Alan Schwartz, Executive Chair of Guggenheim Partners, told attendees at the Milken Institute Global Conference that growing electricity demand from data centers and artificial intelligence (AI) workloads is exposing critical gaps in the U.S. power system. He warned that if transmission, permitting and local capacity shortfalls are not addressed, the United States risks losing momentum in AI development to better-prepared competitors.
Schwartz outlined how the issue unfolds in practice: hyperscale compute clusters require rapid access to large, reliable blocks of power and long interconnection lead times and strained local distribution networks can prevent completed facilities from becoming fully operational. Panel discussion with energy and data center leaders emphasized near-term mitigation options — such as on-site generation and accelerated grid upgrades — while noting potential trade-offs with decarbonization goals.
Market implications are already visible according to several reports: major banks and industry studies project substantial increases in data-center power demand over the coming years, which could tighten reserve margins and influence utility and infrastructure equities. Investors should monitor regional capacity forecasts and utility rate cases as potential drivers of sector performance.
In a broader context, policymakers and technology leaders have previously warned lawmakers that aging infrastructure and slow permitting risk constraining U.S. AI scale-up, a concern echoed during recent congressional hearings on competitiveness. The panel underscored calls for streamlined approvals, targeted transmission investments and public-private collaboration to keep the domestic AI ecosystem competitive.

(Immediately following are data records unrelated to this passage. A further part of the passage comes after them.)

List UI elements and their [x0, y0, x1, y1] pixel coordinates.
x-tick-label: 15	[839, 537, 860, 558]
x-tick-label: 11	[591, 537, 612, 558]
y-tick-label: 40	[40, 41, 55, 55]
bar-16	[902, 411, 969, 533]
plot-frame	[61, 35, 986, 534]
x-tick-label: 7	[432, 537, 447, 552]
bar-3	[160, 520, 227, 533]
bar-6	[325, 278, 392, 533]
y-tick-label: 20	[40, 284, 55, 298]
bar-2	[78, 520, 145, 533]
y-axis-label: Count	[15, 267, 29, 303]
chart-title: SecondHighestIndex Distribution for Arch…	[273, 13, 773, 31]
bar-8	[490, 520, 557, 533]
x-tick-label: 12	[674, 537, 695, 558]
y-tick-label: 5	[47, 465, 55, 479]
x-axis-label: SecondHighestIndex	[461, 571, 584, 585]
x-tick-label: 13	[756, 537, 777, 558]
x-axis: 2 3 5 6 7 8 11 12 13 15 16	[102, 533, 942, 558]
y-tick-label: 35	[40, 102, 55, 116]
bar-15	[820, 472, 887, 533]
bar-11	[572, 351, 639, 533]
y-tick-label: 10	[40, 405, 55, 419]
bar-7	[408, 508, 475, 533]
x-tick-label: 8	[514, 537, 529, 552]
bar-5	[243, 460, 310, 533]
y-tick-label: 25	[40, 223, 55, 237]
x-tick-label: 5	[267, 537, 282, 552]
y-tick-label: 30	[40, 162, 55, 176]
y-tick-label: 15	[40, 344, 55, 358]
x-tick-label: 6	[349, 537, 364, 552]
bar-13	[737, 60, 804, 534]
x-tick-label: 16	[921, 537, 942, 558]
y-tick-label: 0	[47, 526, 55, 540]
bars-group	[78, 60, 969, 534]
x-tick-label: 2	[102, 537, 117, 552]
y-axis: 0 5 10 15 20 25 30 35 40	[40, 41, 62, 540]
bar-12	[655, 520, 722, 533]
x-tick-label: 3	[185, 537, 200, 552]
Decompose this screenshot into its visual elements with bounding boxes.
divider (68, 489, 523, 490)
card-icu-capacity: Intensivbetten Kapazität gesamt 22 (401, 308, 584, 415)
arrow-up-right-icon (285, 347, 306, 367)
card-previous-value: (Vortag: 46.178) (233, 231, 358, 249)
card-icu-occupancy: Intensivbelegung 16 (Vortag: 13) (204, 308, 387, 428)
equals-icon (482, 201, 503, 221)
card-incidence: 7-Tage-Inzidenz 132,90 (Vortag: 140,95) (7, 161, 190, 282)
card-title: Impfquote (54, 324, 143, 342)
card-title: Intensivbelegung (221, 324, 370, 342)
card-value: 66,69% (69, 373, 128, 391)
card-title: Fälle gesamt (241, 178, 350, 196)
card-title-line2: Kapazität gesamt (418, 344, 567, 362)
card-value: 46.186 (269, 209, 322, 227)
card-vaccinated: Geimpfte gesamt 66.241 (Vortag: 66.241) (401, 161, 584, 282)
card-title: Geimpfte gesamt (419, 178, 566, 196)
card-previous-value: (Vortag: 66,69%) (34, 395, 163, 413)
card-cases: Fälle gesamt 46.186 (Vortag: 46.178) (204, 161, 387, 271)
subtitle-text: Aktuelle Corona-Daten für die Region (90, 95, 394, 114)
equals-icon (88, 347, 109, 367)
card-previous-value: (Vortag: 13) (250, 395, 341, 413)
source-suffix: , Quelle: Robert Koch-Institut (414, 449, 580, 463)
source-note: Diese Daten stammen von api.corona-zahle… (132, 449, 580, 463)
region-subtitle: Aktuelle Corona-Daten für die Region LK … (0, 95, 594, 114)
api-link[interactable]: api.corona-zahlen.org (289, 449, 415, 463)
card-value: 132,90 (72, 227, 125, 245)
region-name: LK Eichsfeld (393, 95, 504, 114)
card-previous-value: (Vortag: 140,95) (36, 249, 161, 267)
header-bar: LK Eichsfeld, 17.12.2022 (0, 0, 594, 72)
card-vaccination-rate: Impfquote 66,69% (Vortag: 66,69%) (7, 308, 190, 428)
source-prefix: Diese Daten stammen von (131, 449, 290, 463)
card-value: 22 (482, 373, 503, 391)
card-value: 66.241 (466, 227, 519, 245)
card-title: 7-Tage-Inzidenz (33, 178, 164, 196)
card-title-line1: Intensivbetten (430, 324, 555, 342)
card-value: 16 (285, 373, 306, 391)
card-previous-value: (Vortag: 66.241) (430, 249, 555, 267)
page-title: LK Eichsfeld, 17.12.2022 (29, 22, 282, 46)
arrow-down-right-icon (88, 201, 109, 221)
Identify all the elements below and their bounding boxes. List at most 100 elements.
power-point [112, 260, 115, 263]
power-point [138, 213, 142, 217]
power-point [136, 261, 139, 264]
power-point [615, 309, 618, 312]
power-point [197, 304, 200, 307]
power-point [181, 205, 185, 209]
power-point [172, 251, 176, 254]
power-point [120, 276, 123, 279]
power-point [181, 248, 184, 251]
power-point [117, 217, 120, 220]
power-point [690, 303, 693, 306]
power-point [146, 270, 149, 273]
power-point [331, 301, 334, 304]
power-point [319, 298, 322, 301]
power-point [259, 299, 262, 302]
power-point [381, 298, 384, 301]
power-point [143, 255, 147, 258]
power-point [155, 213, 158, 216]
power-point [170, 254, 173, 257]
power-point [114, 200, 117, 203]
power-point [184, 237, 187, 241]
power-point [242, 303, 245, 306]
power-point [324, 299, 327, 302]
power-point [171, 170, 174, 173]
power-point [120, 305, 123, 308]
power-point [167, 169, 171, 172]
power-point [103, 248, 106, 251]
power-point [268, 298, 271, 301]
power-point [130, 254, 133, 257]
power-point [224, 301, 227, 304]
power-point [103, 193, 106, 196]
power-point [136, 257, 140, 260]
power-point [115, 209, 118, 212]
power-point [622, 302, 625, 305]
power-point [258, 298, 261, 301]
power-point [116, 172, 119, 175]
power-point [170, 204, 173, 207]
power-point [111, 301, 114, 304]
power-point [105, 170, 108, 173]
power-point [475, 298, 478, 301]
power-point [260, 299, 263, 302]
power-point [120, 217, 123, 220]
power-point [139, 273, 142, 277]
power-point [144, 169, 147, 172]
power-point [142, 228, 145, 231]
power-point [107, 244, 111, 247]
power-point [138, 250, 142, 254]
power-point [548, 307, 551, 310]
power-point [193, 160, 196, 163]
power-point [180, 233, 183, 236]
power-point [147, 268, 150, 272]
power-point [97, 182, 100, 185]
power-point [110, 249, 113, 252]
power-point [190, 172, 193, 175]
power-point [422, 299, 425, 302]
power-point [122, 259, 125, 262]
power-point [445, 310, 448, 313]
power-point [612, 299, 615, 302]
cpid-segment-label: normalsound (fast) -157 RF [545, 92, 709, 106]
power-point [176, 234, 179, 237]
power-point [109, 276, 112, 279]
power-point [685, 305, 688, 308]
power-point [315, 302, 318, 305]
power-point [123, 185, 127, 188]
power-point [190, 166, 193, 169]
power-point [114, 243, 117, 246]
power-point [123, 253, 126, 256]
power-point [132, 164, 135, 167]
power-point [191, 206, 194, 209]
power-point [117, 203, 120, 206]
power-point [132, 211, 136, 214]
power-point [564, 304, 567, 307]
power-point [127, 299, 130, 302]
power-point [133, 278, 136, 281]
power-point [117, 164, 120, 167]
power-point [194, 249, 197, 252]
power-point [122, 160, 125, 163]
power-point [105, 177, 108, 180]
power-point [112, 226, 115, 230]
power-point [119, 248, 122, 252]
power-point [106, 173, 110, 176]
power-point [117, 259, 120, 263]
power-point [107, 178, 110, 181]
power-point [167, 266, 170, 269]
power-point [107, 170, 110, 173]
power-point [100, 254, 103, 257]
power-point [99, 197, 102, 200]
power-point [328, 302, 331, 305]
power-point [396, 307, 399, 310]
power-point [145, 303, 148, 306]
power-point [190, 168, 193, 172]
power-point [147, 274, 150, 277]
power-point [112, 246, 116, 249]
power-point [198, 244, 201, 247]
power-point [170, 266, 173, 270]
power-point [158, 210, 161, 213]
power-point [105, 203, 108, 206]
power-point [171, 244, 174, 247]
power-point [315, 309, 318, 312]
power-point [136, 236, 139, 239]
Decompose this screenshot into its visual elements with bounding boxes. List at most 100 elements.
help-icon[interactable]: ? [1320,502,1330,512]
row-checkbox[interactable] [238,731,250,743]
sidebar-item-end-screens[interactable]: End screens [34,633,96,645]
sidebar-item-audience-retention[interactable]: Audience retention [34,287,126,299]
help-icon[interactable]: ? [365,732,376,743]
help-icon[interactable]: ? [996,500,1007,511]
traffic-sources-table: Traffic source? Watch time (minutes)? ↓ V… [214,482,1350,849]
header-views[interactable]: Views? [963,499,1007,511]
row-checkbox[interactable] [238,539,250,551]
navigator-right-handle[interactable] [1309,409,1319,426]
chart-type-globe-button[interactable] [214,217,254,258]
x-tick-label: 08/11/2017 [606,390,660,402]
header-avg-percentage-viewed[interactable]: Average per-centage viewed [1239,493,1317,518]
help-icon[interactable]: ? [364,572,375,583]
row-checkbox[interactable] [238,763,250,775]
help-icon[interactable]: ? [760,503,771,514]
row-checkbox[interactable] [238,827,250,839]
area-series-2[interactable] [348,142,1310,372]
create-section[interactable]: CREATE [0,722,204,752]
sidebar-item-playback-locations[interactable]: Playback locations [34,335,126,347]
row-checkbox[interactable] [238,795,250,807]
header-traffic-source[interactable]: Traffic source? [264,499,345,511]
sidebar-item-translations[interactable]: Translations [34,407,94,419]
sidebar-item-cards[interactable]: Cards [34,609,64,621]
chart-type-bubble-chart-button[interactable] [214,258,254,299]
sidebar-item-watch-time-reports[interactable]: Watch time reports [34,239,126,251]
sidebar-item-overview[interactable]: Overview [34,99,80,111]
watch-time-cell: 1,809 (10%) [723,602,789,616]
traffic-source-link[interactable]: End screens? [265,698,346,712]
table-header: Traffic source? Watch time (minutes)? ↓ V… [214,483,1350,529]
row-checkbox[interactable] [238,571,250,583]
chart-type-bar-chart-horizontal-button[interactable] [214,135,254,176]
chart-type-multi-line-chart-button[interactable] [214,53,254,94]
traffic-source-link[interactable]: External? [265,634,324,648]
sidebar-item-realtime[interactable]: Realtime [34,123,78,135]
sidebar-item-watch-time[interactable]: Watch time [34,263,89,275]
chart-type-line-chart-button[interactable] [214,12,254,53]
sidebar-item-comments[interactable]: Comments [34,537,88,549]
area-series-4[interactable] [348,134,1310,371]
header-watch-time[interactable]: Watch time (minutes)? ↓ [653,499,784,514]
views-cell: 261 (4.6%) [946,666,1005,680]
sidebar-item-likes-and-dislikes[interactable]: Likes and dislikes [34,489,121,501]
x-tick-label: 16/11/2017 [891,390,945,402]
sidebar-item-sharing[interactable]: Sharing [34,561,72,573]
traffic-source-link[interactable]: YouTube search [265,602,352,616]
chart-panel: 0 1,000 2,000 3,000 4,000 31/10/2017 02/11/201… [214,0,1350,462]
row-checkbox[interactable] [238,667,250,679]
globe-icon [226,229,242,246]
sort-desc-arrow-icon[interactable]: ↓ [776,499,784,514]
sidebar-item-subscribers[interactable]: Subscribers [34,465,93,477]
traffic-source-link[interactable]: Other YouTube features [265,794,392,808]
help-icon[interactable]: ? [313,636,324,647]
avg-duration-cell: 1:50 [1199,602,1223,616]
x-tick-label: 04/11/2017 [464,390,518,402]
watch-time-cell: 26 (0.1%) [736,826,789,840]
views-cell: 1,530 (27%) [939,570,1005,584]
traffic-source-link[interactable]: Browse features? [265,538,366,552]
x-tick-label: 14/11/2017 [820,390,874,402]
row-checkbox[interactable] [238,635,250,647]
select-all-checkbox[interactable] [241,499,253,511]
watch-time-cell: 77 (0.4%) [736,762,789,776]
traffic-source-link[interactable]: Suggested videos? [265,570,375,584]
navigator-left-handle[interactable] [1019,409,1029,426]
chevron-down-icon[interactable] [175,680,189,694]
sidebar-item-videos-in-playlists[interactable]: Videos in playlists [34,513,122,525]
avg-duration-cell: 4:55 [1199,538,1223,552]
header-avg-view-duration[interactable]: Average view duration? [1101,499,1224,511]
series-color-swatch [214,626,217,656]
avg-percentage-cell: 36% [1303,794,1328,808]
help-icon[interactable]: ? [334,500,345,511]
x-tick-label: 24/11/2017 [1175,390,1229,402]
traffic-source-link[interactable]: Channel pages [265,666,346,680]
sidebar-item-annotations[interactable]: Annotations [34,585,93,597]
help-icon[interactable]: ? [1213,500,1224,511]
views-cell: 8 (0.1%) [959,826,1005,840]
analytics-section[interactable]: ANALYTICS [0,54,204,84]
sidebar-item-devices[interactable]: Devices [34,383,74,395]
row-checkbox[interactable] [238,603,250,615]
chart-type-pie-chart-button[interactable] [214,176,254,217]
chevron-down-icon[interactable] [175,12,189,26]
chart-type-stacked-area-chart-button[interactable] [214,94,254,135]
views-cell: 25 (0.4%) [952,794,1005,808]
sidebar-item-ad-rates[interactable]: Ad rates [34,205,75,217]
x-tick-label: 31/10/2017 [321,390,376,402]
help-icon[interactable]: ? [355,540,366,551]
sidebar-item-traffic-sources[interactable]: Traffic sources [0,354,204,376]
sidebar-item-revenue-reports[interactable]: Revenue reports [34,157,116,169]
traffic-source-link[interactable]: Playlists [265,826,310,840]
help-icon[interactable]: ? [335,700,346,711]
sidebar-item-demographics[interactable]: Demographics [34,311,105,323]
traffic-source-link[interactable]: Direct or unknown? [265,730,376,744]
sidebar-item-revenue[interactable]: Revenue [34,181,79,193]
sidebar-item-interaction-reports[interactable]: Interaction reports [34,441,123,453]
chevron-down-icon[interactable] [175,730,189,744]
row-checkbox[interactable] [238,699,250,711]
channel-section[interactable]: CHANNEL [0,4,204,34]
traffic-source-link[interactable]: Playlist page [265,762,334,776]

Looking ahead, analysts expect short-term operational constraints in high-demand regions and an investment cycle in grid reinforcement and long-haul transmission. For market participants, near-term catalysts will include government policy moves on permitting, large cloud providers’ energy strategies and quarterly updates from utilities and major data-center operators. Absent coordinated action, the power bottleneck could become a structural headwind for U.S. AI ambitions.